Der Winzer reinigt aber auch. Das ist die Arbeit im Frühjahr und im Sommer. Die Rebzweige dürfen nicht zu sehr austreiben, sonst wächst die Frucht nicht ordentlich. Gott ist der Winzer unseres Lebens. Manche Einschnitte tun weh, Prüfungen aller Art, die Gott zulässt, um uns zu reinigen. Die Erfahrung lehrt uns, dass wir nur wachsen und lebendig bleiben, wenn Gott als der gute Winzer an uns arbeitet. Er weiß, was an uns unfruchtbare Triebe sind und was weg muss. Er kennt uns genau und will uns vor falschen Anhänglichkeiten und Selbsttäuschungen befreien.
Jesus ist der wahre Weinstock, in dem der Lebenssaft Gottes fließt. Ohne ihn geht gar nichts, so sagt er unmissverständlich klar. Wir mögen zwar viel tun und uns sehr aktiv gebärden, aber ohne Christus wird nichts daraus: „Bleibt in mir!“
In Christus bleibt nicht wer viele Worte macht, sondern wer den Nächsten liebt. Das ist die Frucht, die Gott von uns erwartet, die einzig wirklich gute Frucht. Denn ohne die Liebe sind wir tote Rebzweige.
In jener Zeit sprach Jesus zu seinen Jüngern:
Ich bin der wahre Weinstock und mein Vater ist der Winzer. Jede Rebe an mir, die keine Frucht bringt, schneidet er ab und jede Rebe, die Frucht bringt, reinigt er, damit sie mehr Frucht bringt.
Ihr seid schon rein durch das Wort, das ich zu euch gesagt habe. Bleibt in mir, dann bleibe ich in euch.
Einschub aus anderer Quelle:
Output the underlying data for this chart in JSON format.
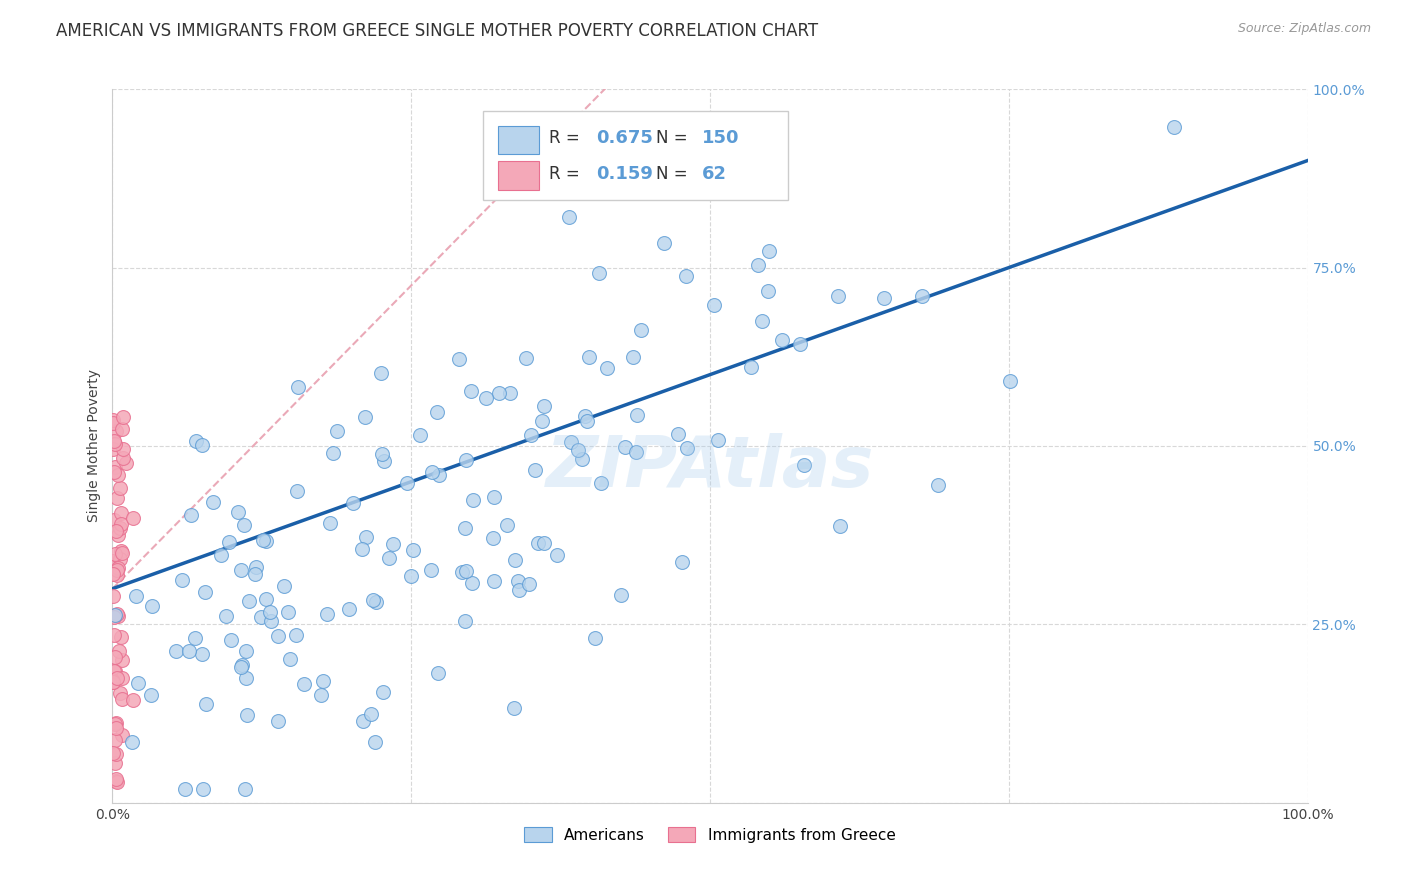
{
  "title": "AMERICAN VS IMMIGRANTS FROM GREECE SINGLE MOTHER POVERTY CORRELATION CHART",
  "source_text": "Source: ZipAtlas.com",
  "ylabel": "Single Mother Poverty",
  "xlim": [
    0,
    1.0
  ],
  "ylim": [
    0,
    1.0
  ],
  "x_tick_labels": [
    "0.0%",
    "",
    "",
    "",
    "100.0%"
  ],
  "y_tick_labels": [
    "",
    "25.0%",
    "50.0%",
    "75.0%",
    "100.0%"
  ],
  "watermark": "ZIPAtlas",
  "r_american": 0.675,
  "n_american": 150,
  "r_greece": 0.159,
  "n_greece": 62,
  "blue_fill": "#b8d4ed",
  "blue_edge": "#5b9bd5",
  "pink_fill": "#f4a8b8",
  "pink_edge": "#e87090",
  "regression_blue": "#1a5fa8",
  "regression_pink": "#e8a0b0",
  "title_fontsize": 12,
  "axis_label_fontsize": 10,
  "tick_fontsize": 10,
  "background_color": "#ffffff",
  "grid_color": "#d8d8d8",
  "legend_r_color": "#5b9bd5",
  "legend_n_color": "#5b9bd5"
}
Wie die Rebe aus sich keine Frucht bringen kann, sondern nur, wenn sie am Weinstock bleibt, so könnt auch ihr keine Frucht bringen, wenn ihr nicht in mir bleibt. Ich bin der Weinstock, ihr seid die Reben. Wer in mir bleibt und in wem ich bleibe, der bringt reiche Frucht; denn getrennt von mir könnt ihr nichts vollbringen.
Wer nicht in mir bleibt, wird wie die Rebe weggeworfen und er verdorrt. Man sammelt die Reben, wirft sie ins Feuer und sie verbrennen. Wenn ihr in mir bleibt und wenn meine Worte in euch bleiben, dann bittet um alles, was ihr wollt: Ihr werdet es erhalten. Mein Vater wird dadurch verherrlicht, dass ihr reiche Frucht bringt und meine Jünger werdet.